Nanometer-scale fluidic structures have gained considerable attention in the last few years, because they provide unique capability in biomolecular manipulation and control. Nanofluidic structures with a critical size smaller than 100 nm can put a physical constraint on the biomolecules in solution, therefore controlling the molecules in a unique and useful way. For nanofluidic applications, one critical issue is the availability of reliable, reproducible fabrication strategies for nanometer-sized structures. In this research, we conduct the full experimental characterization of planar nanochannel fabrication using standard photolithography and wafer bonding techniques (anodic bonding and glass-glass fusion bonding), without resorting to the complex, expensive nanolithography and/or thin film deposition techniques.

We have demonstrated that nanofluidic channels, as thin as 20 nm with low aspect ratio of 0.004 (depth to width) on silicon substrate and 25 nm with aspect ratio of 0.0005 on glass substrate, can be achieved with anodic bonding and developed glass-glass bonding technique, respectively, as shown in Figure 1. The thickness uniformity of sealed nanofluidic channels are confirmed by the cross-sectional SEM analysis after bonding. Such a uniform, flat nanofluidic channel can be used for more careful, controlled study of molecular and fluidic transport in nanopores or confined space. This result will be useful in designing next-generation nanofluidic devices that can be used for protein separation and biomolecule preconcentration.
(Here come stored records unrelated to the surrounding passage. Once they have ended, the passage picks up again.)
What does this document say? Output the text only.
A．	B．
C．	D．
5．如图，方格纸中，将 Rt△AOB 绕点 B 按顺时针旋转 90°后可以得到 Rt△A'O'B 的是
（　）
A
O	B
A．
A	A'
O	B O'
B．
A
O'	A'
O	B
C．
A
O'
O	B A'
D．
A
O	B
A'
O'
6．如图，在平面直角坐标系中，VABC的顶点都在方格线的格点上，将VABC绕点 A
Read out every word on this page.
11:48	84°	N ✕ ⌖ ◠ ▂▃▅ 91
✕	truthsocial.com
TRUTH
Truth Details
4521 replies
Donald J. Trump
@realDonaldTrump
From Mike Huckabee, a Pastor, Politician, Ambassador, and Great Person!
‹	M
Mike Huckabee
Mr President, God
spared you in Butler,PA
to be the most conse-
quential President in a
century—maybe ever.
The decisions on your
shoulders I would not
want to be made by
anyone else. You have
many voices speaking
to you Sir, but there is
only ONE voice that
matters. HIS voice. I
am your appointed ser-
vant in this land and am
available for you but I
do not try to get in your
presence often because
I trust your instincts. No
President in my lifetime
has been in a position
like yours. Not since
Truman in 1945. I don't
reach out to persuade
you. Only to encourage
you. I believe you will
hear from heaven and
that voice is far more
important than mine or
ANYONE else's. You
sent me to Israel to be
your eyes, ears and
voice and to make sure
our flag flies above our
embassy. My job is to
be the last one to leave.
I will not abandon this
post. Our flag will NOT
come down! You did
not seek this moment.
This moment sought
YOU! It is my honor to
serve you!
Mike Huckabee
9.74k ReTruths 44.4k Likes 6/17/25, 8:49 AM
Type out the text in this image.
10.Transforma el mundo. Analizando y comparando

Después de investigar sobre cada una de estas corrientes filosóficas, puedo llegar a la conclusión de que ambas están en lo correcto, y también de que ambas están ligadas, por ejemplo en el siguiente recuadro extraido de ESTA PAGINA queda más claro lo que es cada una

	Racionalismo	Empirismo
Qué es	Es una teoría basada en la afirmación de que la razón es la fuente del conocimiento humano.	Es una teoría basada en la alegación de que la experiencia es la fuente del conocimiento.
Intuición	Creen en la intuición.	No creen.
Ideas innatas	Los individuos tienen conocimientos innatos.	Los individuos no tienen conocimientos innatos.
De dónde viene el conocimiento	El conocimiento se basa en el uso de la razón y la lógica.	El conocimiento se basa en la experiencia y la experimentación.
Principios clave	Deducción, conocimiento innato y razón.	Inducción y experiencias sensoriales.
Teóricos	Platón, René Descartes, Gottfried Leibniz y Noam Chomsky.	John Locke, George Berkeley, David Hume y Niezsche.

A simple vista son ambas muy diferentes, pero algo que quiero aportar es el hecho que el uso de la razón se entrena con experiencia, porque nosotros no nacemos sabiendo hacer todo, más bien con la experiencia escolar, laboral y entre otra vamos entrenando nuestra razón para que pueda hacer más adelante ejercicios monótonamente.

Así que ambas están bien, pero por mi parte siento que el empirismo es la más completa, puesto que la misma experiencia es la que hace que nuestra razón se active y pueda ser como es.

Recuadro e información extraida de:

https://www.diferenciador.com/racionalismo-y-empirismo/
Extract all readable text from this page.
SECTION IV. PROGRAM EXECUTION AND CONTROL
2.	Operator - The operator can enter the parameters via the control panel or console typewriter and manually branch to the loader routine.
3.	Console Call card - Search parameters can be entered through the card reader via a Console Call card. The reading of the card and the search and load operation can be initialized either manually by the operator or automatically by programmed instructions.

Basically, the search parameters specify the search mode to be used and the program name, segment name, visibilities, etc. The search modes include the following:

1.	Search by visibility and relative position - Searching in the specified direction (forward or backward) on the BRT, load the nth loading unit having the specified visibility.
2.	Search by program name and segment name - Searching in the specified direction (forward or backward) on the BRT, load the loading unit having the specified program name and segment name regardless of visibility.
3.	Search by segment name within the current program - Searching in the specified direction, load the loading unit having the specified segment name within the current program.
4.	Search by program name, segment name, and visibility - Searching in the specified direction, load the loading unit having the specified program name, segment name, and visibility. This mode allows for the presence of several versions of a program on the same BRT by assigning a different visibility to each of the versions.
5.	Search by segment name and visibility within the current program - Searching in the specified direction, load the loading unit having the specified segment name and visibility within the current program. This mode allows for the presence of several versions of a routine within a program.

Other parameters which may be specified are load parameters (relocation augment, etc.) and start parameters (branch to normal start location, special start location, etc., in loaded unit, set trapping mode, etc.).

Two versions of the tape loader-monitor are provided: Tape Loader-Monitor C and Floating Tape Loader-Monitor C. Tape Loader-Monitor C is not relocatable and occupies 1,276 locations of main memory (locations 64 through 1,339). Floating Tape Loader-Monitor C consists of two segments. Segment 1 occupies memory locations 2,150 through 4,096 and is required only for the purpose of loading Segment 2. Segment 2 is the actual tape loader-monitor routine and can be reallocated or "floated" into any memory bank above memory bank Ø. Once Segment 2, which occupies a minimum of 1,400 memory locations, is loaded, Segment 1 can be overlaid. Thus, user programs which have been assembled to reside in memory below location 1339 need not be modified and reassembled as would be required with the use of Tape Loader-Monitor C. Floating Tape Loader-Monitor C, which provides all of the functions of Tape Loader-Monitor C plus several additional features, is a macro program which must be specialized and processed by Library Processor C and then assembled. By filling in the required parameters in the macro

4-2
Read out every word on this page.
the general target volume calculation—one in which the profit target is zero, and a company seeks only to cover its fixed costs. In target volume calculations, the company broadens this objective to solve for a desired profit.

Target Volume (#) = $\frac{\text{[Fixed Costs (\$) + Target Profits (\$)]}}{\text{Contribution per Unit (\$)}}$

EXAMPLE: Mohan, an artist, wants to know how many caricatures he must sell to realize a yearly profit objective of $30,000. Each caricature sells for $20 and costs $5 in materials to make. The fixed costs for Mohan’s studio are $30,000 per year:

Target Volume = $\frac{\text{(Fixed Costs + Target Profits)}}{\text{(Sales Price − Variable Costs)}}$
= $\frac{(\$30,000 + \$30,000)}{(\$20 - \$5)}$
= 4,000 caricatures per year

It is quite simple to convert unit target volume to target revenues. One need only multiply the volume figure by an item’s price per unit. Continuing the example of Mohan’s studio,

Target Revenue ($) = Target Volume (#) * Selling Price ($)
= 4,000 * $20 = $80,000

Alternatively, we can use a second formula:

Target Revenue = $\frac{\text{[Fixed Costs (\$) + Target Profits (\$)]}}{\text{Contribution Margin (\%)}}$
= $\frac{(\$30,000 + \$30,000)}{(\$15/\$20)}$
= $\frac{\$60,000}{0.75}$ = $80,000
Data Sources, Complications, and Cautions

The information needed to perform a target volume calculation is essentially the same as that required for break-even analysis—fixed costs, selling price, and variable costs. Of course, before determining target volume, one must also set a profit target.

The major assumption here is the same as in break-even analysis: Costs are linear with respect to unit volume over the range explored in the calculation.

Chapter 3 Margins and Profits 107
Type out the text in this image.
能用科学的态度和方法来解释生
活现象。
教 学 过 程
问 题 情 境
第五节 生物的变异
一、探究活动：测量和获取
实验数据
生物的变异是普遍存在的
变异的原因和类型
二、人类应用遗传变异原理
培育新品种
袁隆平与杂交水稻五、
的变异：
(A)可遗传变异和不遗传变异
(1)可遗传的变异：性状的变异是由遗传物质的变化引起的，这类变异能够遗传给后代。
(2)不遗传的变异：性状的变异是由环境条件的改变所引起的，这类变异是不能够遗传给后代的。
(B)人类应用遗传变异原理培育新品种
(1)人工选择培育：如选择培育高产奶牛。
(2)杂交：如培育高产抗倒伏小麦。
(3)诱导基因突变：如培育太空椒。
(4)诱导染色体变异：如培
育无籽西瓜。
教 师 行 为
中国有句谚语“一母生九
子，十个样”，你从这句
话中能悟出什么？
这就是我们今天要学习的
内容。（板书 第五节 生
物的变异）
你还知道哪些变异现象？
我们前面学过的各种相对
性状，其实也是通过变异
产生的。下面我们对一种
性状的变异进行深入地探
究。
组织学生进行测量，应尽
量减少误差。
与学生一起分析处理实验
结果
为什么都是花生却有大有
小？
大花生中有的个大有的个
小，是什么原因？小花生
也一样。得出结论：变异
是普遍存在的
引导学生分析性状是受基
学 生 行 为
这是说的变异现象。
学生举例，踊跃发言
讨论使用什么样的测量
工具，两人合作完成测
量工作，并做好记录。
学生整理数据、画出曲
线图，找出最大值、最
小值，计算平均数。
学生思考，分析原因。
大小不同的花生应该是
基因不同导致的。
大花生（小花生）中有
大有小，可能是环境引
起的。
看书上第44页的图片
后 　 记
Figure 1 Cross-sectional SEM images of nanofluidic channels. (Left) 25 nm deep channel made by glass-glass bonding. (Right) 20 nm deep channel made by silicon-glass anodic bonding.

References

1. Mao, P. "Fabrication and characterization of nanofluidic channels for studying molecular dynamics in confined environments," S.M., Massachusetts Institute of Technology, Cambridge, MA (2005).
2. Mao, P. & Han, J. "Fabrication and characterization of 20 nm nanofluidic channels by glass-glass and glass-silicon bonding," Lab on a Chip 5, 837-844 (2005).